Creating Life with Chinese Sex Robots
Sex robots are being made for more than pleasure—they’re helping couples conceive.
Jiangsu Sanwe Medical Science and Technology Co., Ltd. has developed a machine that extracts human sperm by having sex with prospective fathers. The SW-3701 sperm collector is a tall, white rectangular box with a moving, hands-free massage pipe that replicates a vagina.
The Chinese company is shipping the sperm collector to clinics in America, Russia, Germany, and France. At least one already resides in Japan.
While this sounds like an ideal way for people with certain physical disabilities to give sperm, China is using the machine for male infertility patients who are embarrassed to masturbate in a hospital.
The company's website claims the sperm collector can provide premature ejaculation desensitization training. It's also designed to create more sperm in those who have trouble producing it.
Zhengzhou Central Hospital in China was one of the first hospitals to report owning a sperm extractor. First reports in 2011 gave it a $2,800 price tag, though this year Reuters quoted a $13,000 figure.
Users can adjust speed, temperature, frequency, and amplitude on the machine's imitation vagina. The sperm collector has headphones and a small screen at eye level that plays movies. It’s unclear whether these films are erotic, though the SW-3701's web page boasts “a full range of visual, auditory stimulation.”
Zhengzhou Central Hospital head of urology, Zhu Guoxin, has confirmed the machine won’t be used for sperm donation, but for couples who are struggling to become pregnant.

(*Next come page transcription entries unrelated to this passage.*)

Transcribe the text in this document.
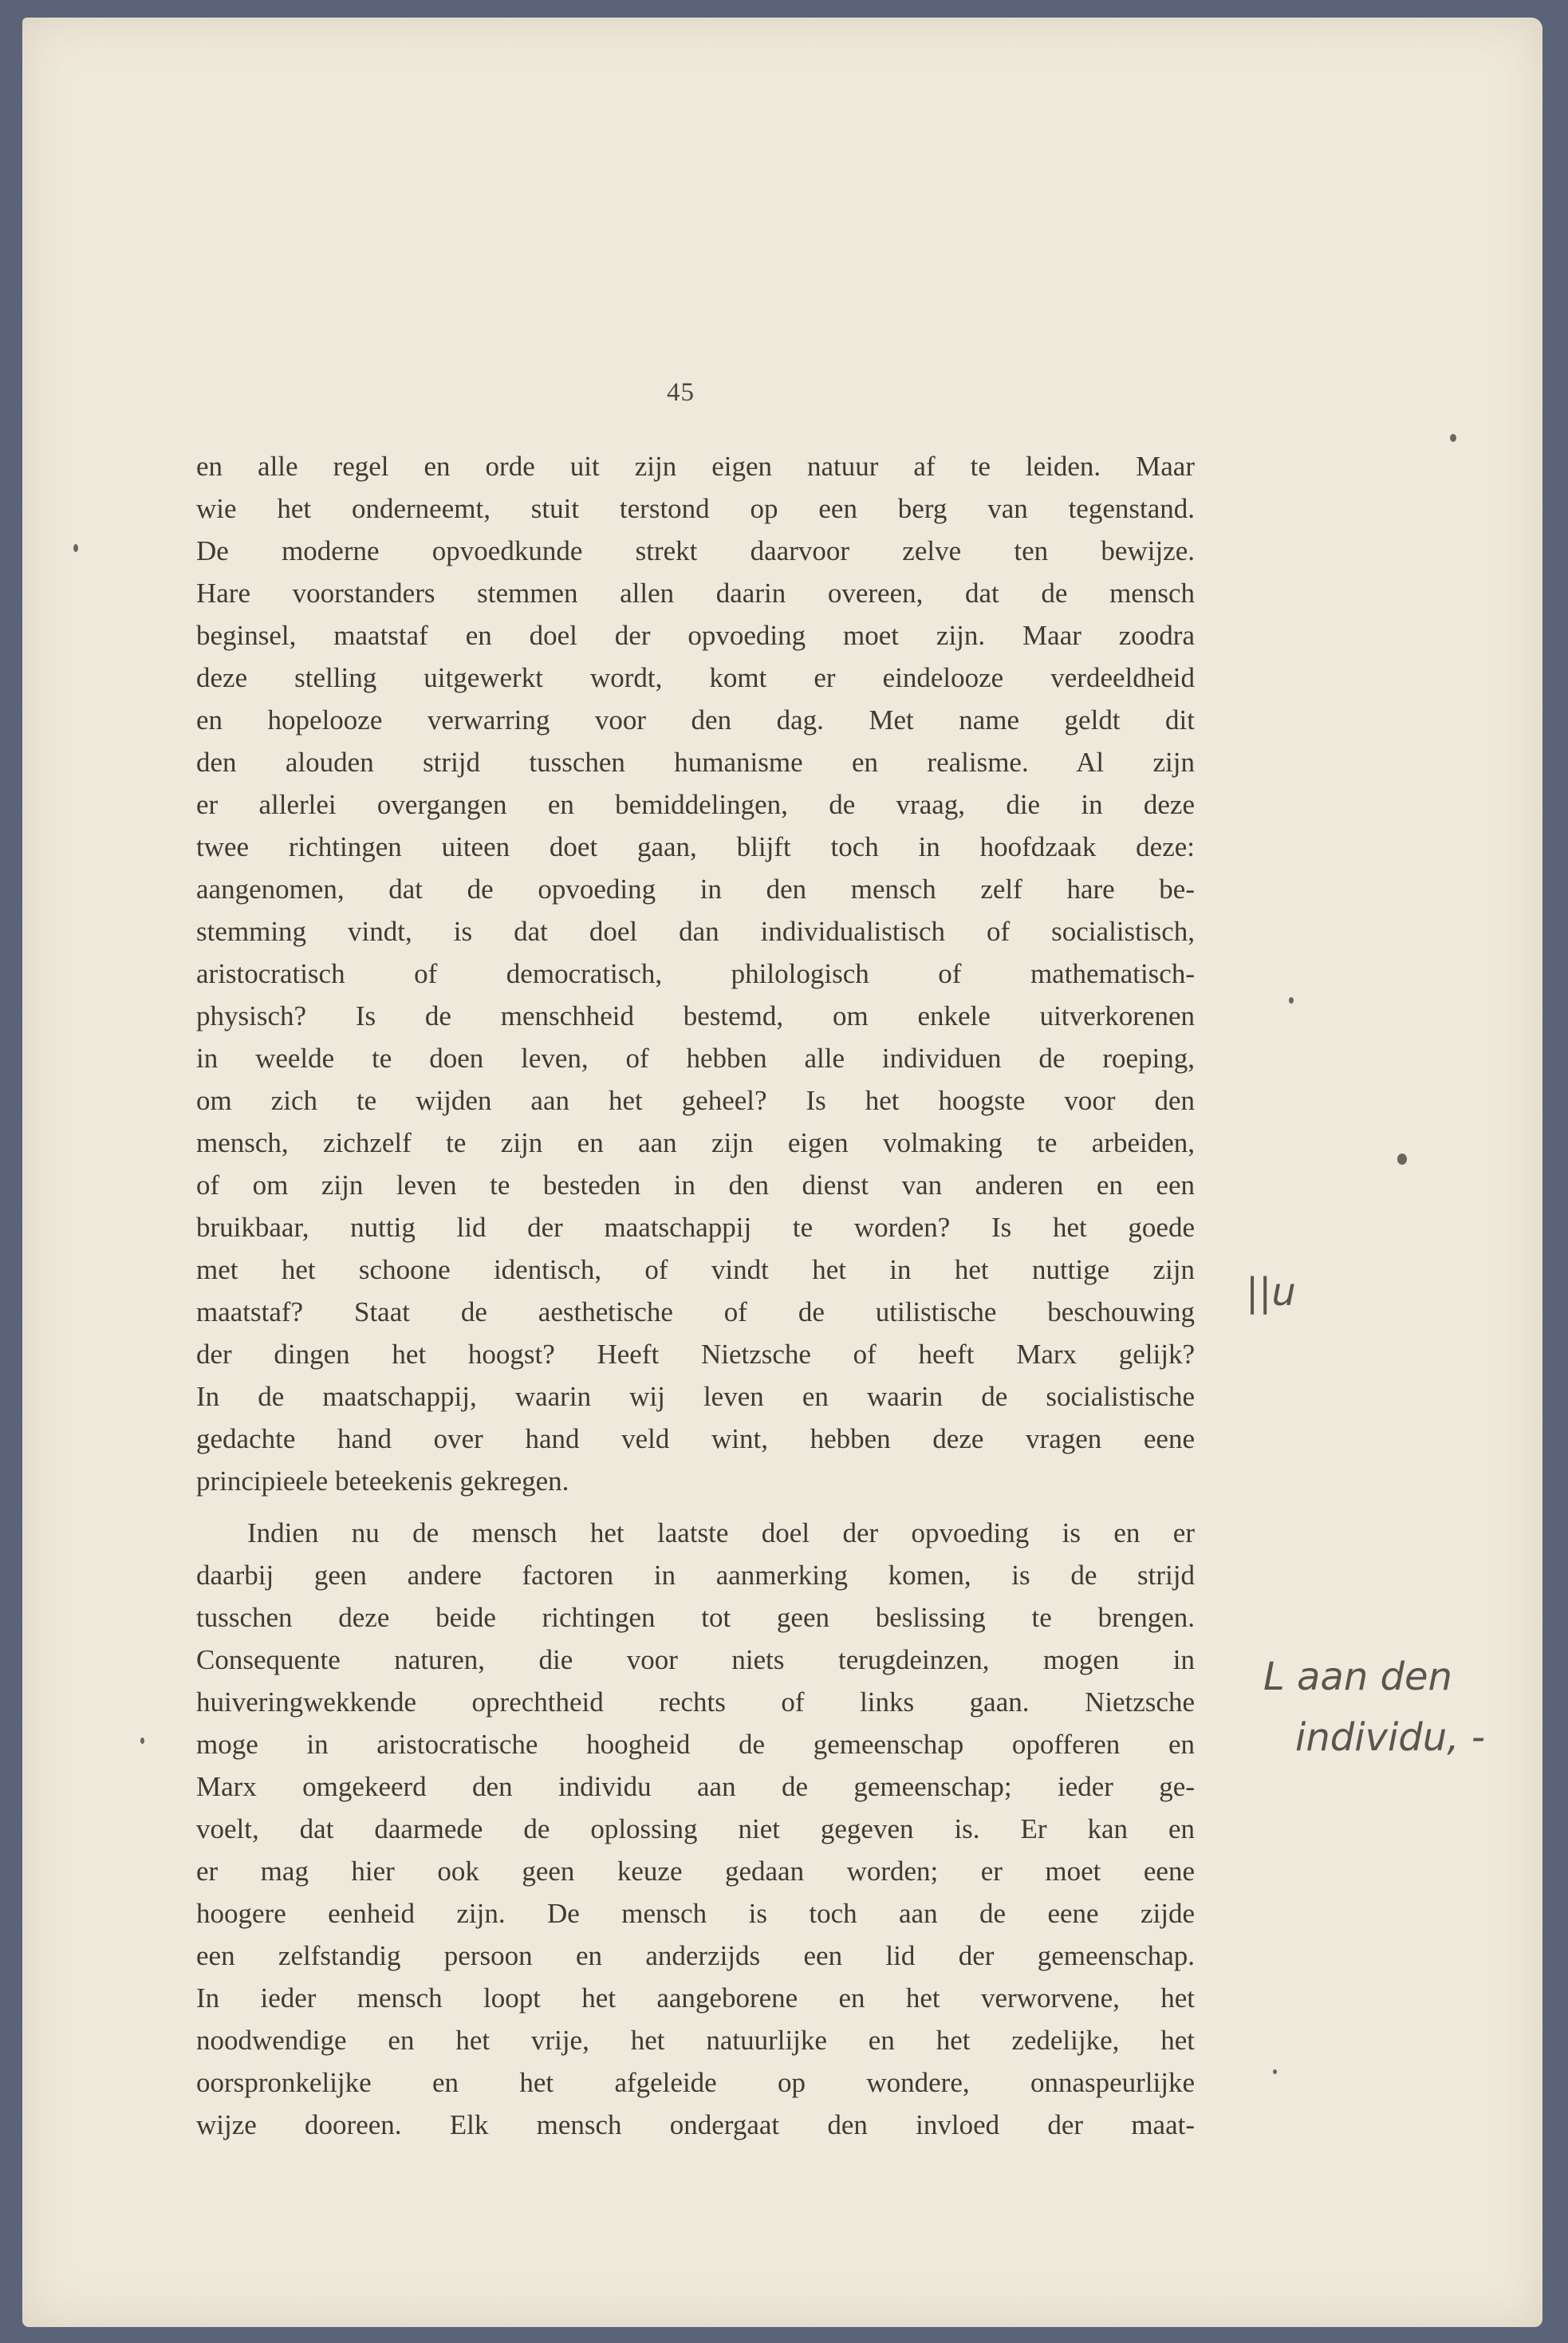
45
en alle regel en orde uit zijn eigen natuur af te leiden. Maar
wie het onderneemt, stuit terstond op een berg van tegenstand.
De moderne opvoedkunde strekt daarvoor zelve ten bewijze.
Hare voorstanders stemmen allen daarin overeen, dat de mensch
beginsel, maatstaf en doel der opvoeding moet zijn. Maar zoodra
deze stelling uitgewerkt wordt, komt er eindelooze verdeeldheid
en hopelooze verwarring voor den dag. Met name geldt dit
den alouden strijd tusschen humanisme en realisme. Al zijn
er allerlei overgangen en bemiddelingen, de vraag, die in deze
twee richtingen uiteen doet gaan, blijft toch in hoofdzaak deze:
aangenomen, dat de opvoeding in den mensch zelf hare be-
stemming vindt, is dat doel dan individualistisch of socialistisch,
aristocratisch of democratisch, philologisch of mathematisch-
physisch? Is de menschheid bestemd, om enkele uitverkorenen
in weelde te doen leven, of hebben alle individuen de roeping,
om zich te wijden aan het geheel? Is het hoogste voor den
mensch, zichzelf te zijn en aan zijn eigen volmaking te arbeiden,
of om zijn leven te besteden in den dienst van anderen en een
bruikbaar, nuttig lid der maatschappij te worden? Is het goede
met het schoone identisch, of vindt het in het nuttige zijn
maatstaf? Staat de aesthetische of de utilistische beschouwing
der dingen het hoogst? Heeft Nietzsche of heeft Marx gelijk?
In de maatschappij, waarin wij leven en waarin de socialistische
gedachte hand over hand veld wint, hebben deze vragen eene
principieele beteekenis gekregen.
Indien nu de mensch het laatste doel der opvoeding is en er
daarbij geen andere factoren in aanmerking komen, is de strijd
tusschen deze beide richtingen tot geen beslissing te brengen.
Consequente naturen, die voor niets terugdeinzen, mogen in
huiveringwekkende oprechtheid rechts of links gaan. Nietzsche
moge in aristocratische hoogheid de gemeenschap opofferen en
Marx omgekeerd den individu aan de gemeenschap; ieder ge-
voelt, dat daarmede de oplossing niet gegeven is. Er kan en
er mag hier ook geen keuze gedaan worden; er moet eene
hoogere eenheid zijn. De mensch is toch aan de eene zijde
een zelfstandig persoon en anderzijds een lid der gemeenschap.
In ieder mensch loopt het aangeborene en het verworvene, het
noodwendige en het vrije, het natuurlijke en het zedelijke, het
oorspronkelijke en het afgeleide op wondere, onnaspeurlijke
wijze dooreen. Elk mensch ondergaat den invloed der maat-
||u
L aan den
individu, -
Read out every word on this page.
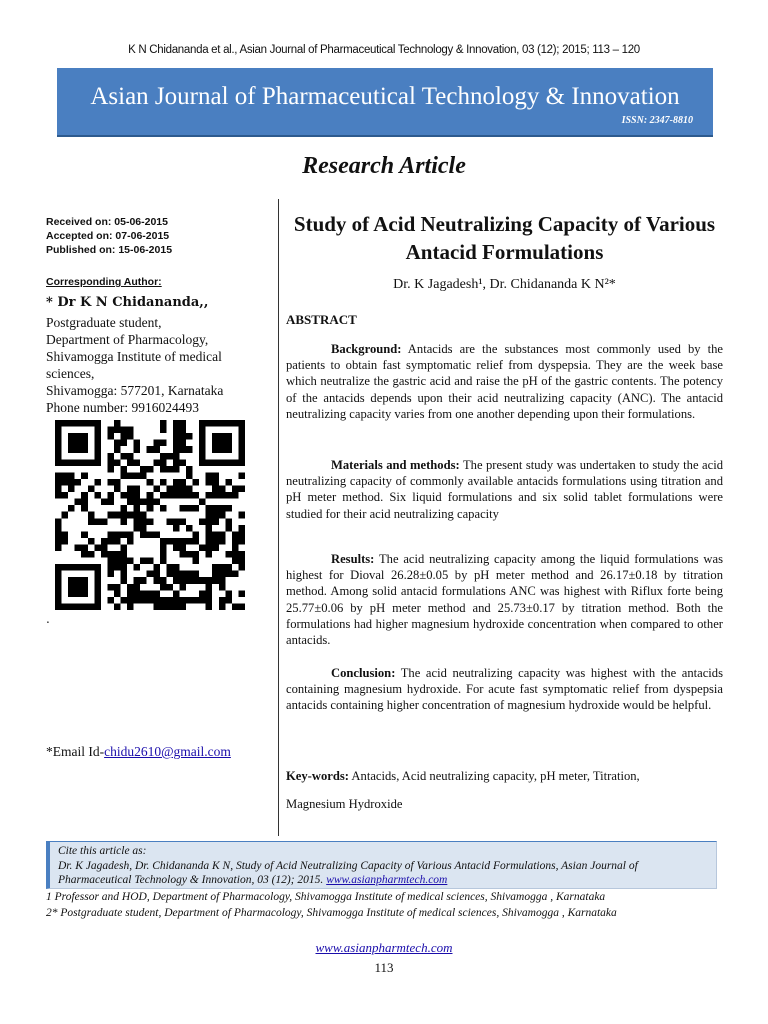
K N Chidananda et al., Asian Journal of Pharmaceutical Technology & Innovation, 03 (12); 2015; 113 – 120
Asian Journal of Pharmaceutical Technology & Innovation
ISSN: 2347-8810
Research Article
Received on: 05-06-2015
Accepted on: 07-06-2015
Published on: 15-06-2015
Corresponding Author:
* Dr K N Chidananda,,
Postgraduate student,
Department of Pharmacology,
Shivamogga Institute of medical sciences,
Shivamogga: 577201, Karnataka
Phone number: 9916024493
.
*Email Id-chidu2610@gmail.com
Study of Acid Neutralizing Capacity of Various Antacid Formulations
Dr. K Jagadesh¹, Dr. Chidananda K N²*
ABSTRACT

Background: Antacids are the substances most commonly used by the patients to obtain fast symptomatic relief from dyspepsia. They are the week base which neutralize the gastric acid and raise the pH of the gastric contents. The potency of the antacids depends upon their acid neutralizing capacity (ANC). The antacid neutralizing capacity varies from one another depending upon their formulations.

Materials and methods: The present study was undertaken to study the acid neutralizing capacity of commonly available antacids formulations using titration and pH meter method. Six liquid formulations and six solid tablet formulations were studied for their acid neutralizing capacity

Results: The acid neutralizing capacity among the liquid formulations was highest for Dioval 26.28±0.05 by pH meter method and 26.17±0.18 by titration method. Among solid antacid formulations ANC was highest with Riflux forte being 25.77±0.06 by pH meter method and 25.73±0.17 by titration method. Both the formulations had higher magnesium hydroxide concentration when compared to other antacids.

Conclusion: The acid neutralizing capacity was highest with the antacids containing magnesium hydroxide. For acute fast symptomatic relief from dyspepsia antacids containing higher concentration of magnesium hydroxide would be helpful.

Key-words: Antacids, Acid neutralizing capacity, pH meter, Titration,
Magnesium Hydroxide
Cite this article as:
Dr. K Jagadesh, Dr. Chidananda K N, Study of Acid Neutralizing Capacity of Various Antacid Formulations, Asian Journal of Pharmaceutical Technology & Innovation, 03 (12); 2015. www.asianpharmtech.com
1 Professor and HOD, Department of Pharmacology, Shivamogga Institute of medical sciences, Shivamogga , Karnataka
2* Postgraduate student, Department of Pharmacology, Shivamogga Institute of medical sciences, Shivamogga , Karnataka
www.asianpharmtech.com
113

He told Chinese news and lifestyle publication ChinaHush that SW-3701’s users must wear a condom. But because most condoms contain chemicals and lubricant that can contaminate the sperm, they can interfere with the strict sperm testing China requires for donors.
In an ironic twist for sex technology, the latest popular sex robot looks nothing like a human. According to Reuters, 10,000 of these machines are sold each year.
Worldwide demand for the SW-3701 comes with growing evidence in Western countries that the young are suffering male infertility issues like erectile dysfunction and loss of interest in real partners. The West may need to use these machines for the same reasons as China. A Swiss study blamed our lifestyles for causing male infertility, while an Italian study cited consumption of online adult content.
The sperm collector seems designed for these issues with its desensitization training, though there are simpler cures. Dr. Tyger Latham, a psychologist who deals with sexual problems, wrote in Psychology Today that 4 to 6 weeks of abstinence from erotic online images and videos will generally cure infertility problems caused by them.
While our need for this machine may be a sign of men's increasing bedroom issues, it’s also given robotic sex technology an admirable purpose. Sex robots are providing the keys to creating human life.
Do you think robotic sperm collectors will become more popular in the future?